How Agencies Should Decide Which Costly Drugs to Target with Government March-In Rights
Study Summary
NEW STUDY: How Agencies Should Decide Which Costly Drugs to Target with Government March-In Rights
PUBLICATION DATE: November 21, 2024 at 8:00 am
PUBLICATION VENUE: Health Affairs Forefront
AUTHORS: Jishian Ravinthiran, Steve Knievel, Aaron Kesselheim
US taxpayers provide enormous contributions to global biomedical research and drug development but face the highest brand-name drug prices in the world. In December 2023, the Biden-Harris Administration proposed guidance that could, in certain limited circumstances, help address excessive pricing of medicines with government-linked patents through the principled exercise of “march-in rights.” In cases when a government-funded invention has been patented and exclusively licensed to a company for commercialization, march-in rights allow the government to open up the technology to new licensees if the previous license holder is not making the product available to the public on “reasonable terms.” The proposed guidance clarifies that, under existing law, agencies can march-in on an excessively priced taxpayer-funded product. In the case of an excessively priced new medicine, the government could license alternative manufacturers to make competing versions of the same drug, which would consequently lower the drug’s price for patients.

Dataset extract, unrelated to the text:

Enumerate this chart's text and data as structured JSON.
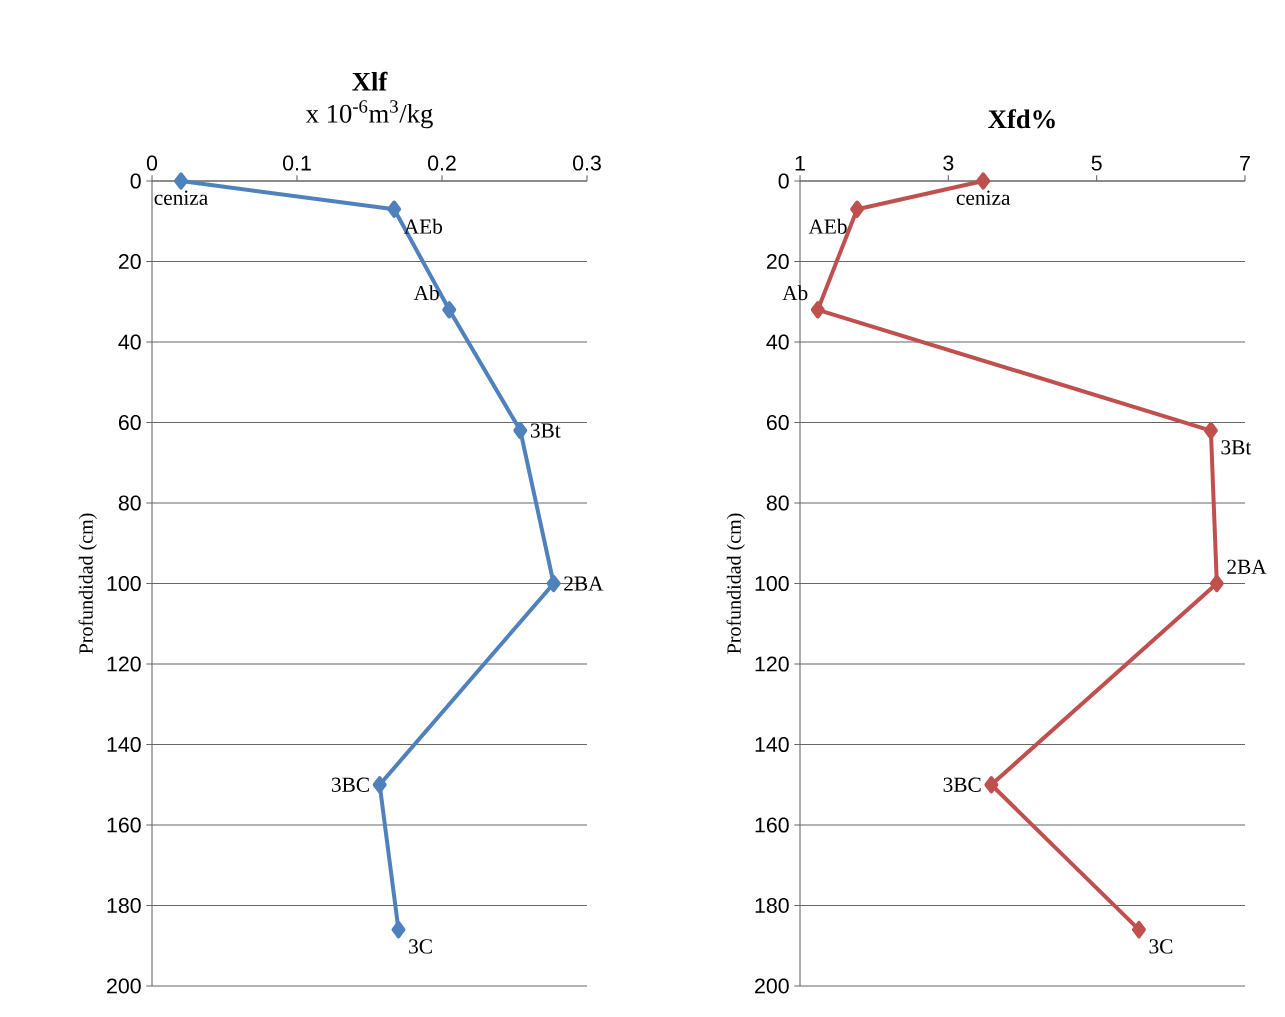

This Health Affairs Forefront discusses seven key factors that agencies should consider when considering whether to exercise march-in rights on a prescription drug consistent with this guidance. After reviewing new small molecule drugs with government-linked patents approved between 2010 and 2024, the authors discuss how revenues earned to date, patient non-adherence and health coverage restrictions, anticipated duration of march-in proceedings, non-patent exclusivities, other patent barriers, and interest from potential competitors to supply the drug can guide agencies’ consideration over exercising march-in rights on taxpayer-funded prescription drugs.
The authors conclude that there are multiple brand-name prescription drugs on which the administration could explore exercising march-in rights. Enzalutamide (Xtandi), apalutamide (Erleada), and tafamidis (Vyndaqel and Vyndamax) have already earned billions in revenue, are priced higher for US residents than in other comparable markets, have health coverage restrictions limiting availability, few non-patent barriers to generic entry, and multiple manufacturers seeking to produce alternatives. Initiating proceedings is still worthwhile despite other patents on these drugs because it may help pressure companies to drop prices, prevent patent extensions from delaying competition, and supplementing march-in rights with other federal authorities can overcome other patent barriers to deliver more affordable options for thousands of patients facing life-threatening cancers and heart diseases.